中国では2017年9月に、中国国内での取引所を使用しての仮想通貨取引やICOを禁止したことが世界に対する取引割合が低下した要因の1つだ。禁止に至った理由としては、主に中国政府よる資本規制がある。

 

例えば、銀行経由の送金や外貨両替においも政府が厳しく管理しており、資本の流出の規制を強制的に敷くことで中国は資本を維持してきた面が確かにある。そして、懐疑的な姿勢を強めた中国は仮想通貨の利用及びICOを禁止した。

 

また、産業としてマイニングを行ったとしても報酬は中国国外へ移る為、国益にはならない。
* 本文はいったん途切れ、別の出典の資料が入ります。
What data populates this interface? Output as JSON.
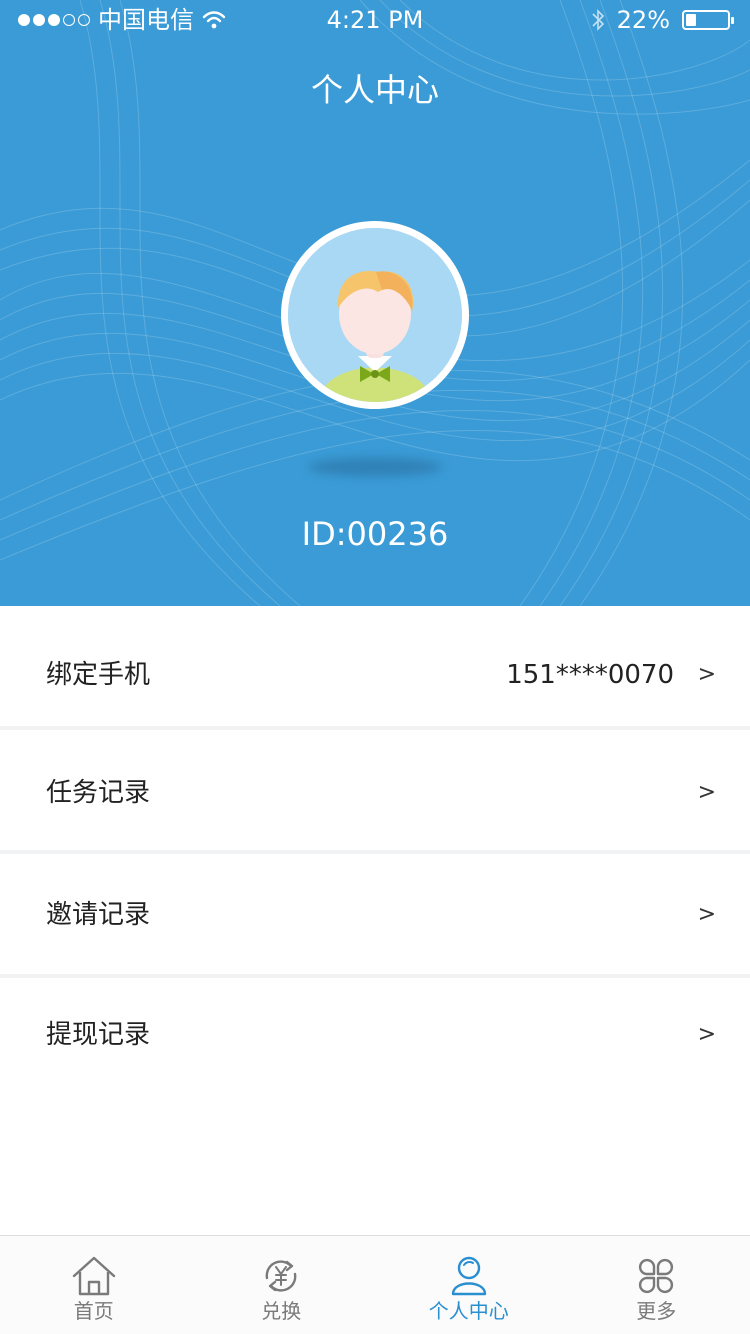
{
  "status_bar": {
    "carrier": "中国电信",
    "time": "4:21 PM",
    "battery": "22%"
  },
  "header": {
    "title": "个人中心",
    "user_id": "ID:00236"
  },
  "list": [
    {
      "label": "绑定手机",
      "value": "151****0070",
      "chevron": ">"
    },
    {
      "label": "任务记录",
      "value": "",
      "chevron": ">"
    },
    {
      "label": "邀请记录",
      "value": "",
      "chevron": ">"
    },
    {
      "label": "提现记录",
      "value": "",
      "chevron": ">"
    }
  ],
  "tabbar": {
    "active": "个人中心",
    "items": [
      {
        "label": "首页",
        "icon": "home-icon"
      },
      {
        "label": "兑换",
        "icon": "exchange-icon"
      },
      {
        "label": "个人中心",
        "icon": "user-icon"
      },
      {
        "label": "更多",
        "icon": "more-icon"
      }
    ]
  },
  "colors": {
    "header_bg": "#3a9bd6",
    "active_tab": "#2a8fd0",
    "inactive_tab": "#7a7a7a",
    "divider": "#f1f2f4"
  }
}
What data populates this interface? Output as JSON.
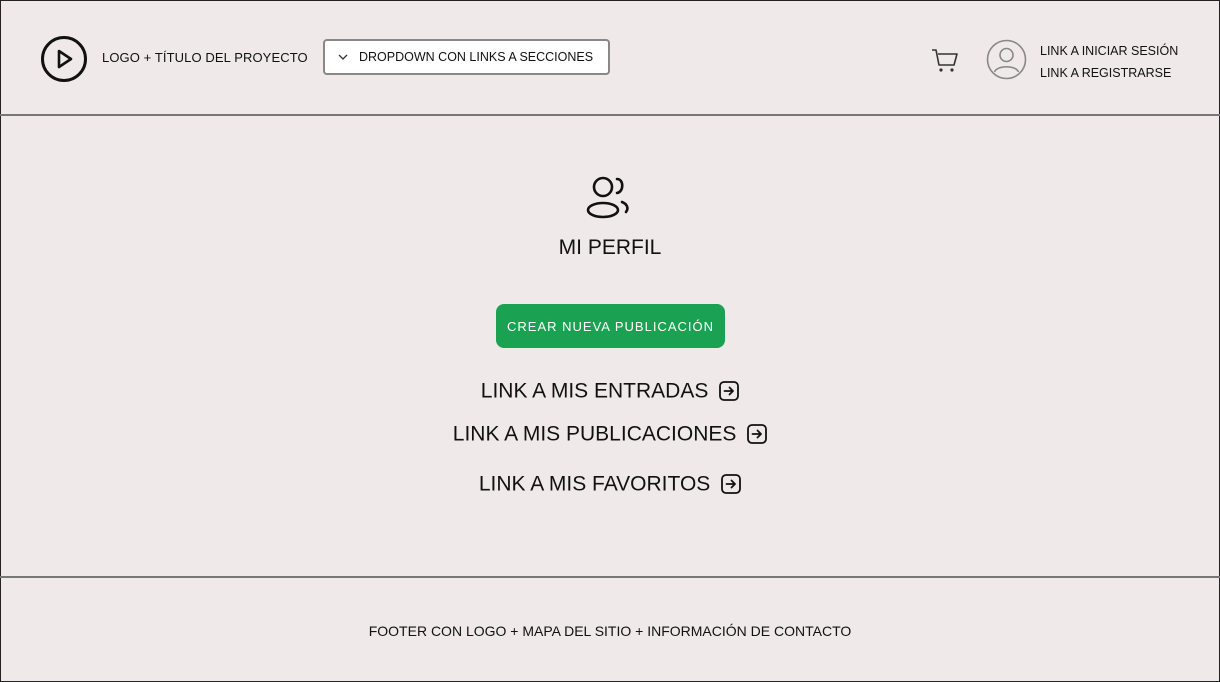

加えて言えば、石炭による発電を行っている為、大量の電気を使用することで大気汚染が深刻化することが予想される。つまり、仮想通貨について中国はデメリットの方が大きいと判断したことになる。

 

・世界市場での中国の動き

中国は、規制以前はアジアの大きなマーケットとして注目を浴びていた。しかし、規制後はICO・仮想通貨の新たな発行は非常に難しい国へと様変わりしたと言える。また、2018年7月の段階でも海外の取引所に対して中国居住者へのサービスは提供しないよう要請している。

 

中国政府がブロックチェーンに対して、強い興味を示しても、仮想通貨への規制はしばらく継続されていくだろう。しかし、中国政府で仮想通貨を発行する予定であることは以前より報道されており、仮想通貨が発行になった場合には、規制緩和になる可能性もある。場合によっては特例として法整備が行われ、中国政府発行の仮想通貨のみが許可される可能性はゼロではない。

 

中国の今後の世界市場割合の増減については、中国政府発行の仮想通貨と法規制の変化によって決まると言えるだろう。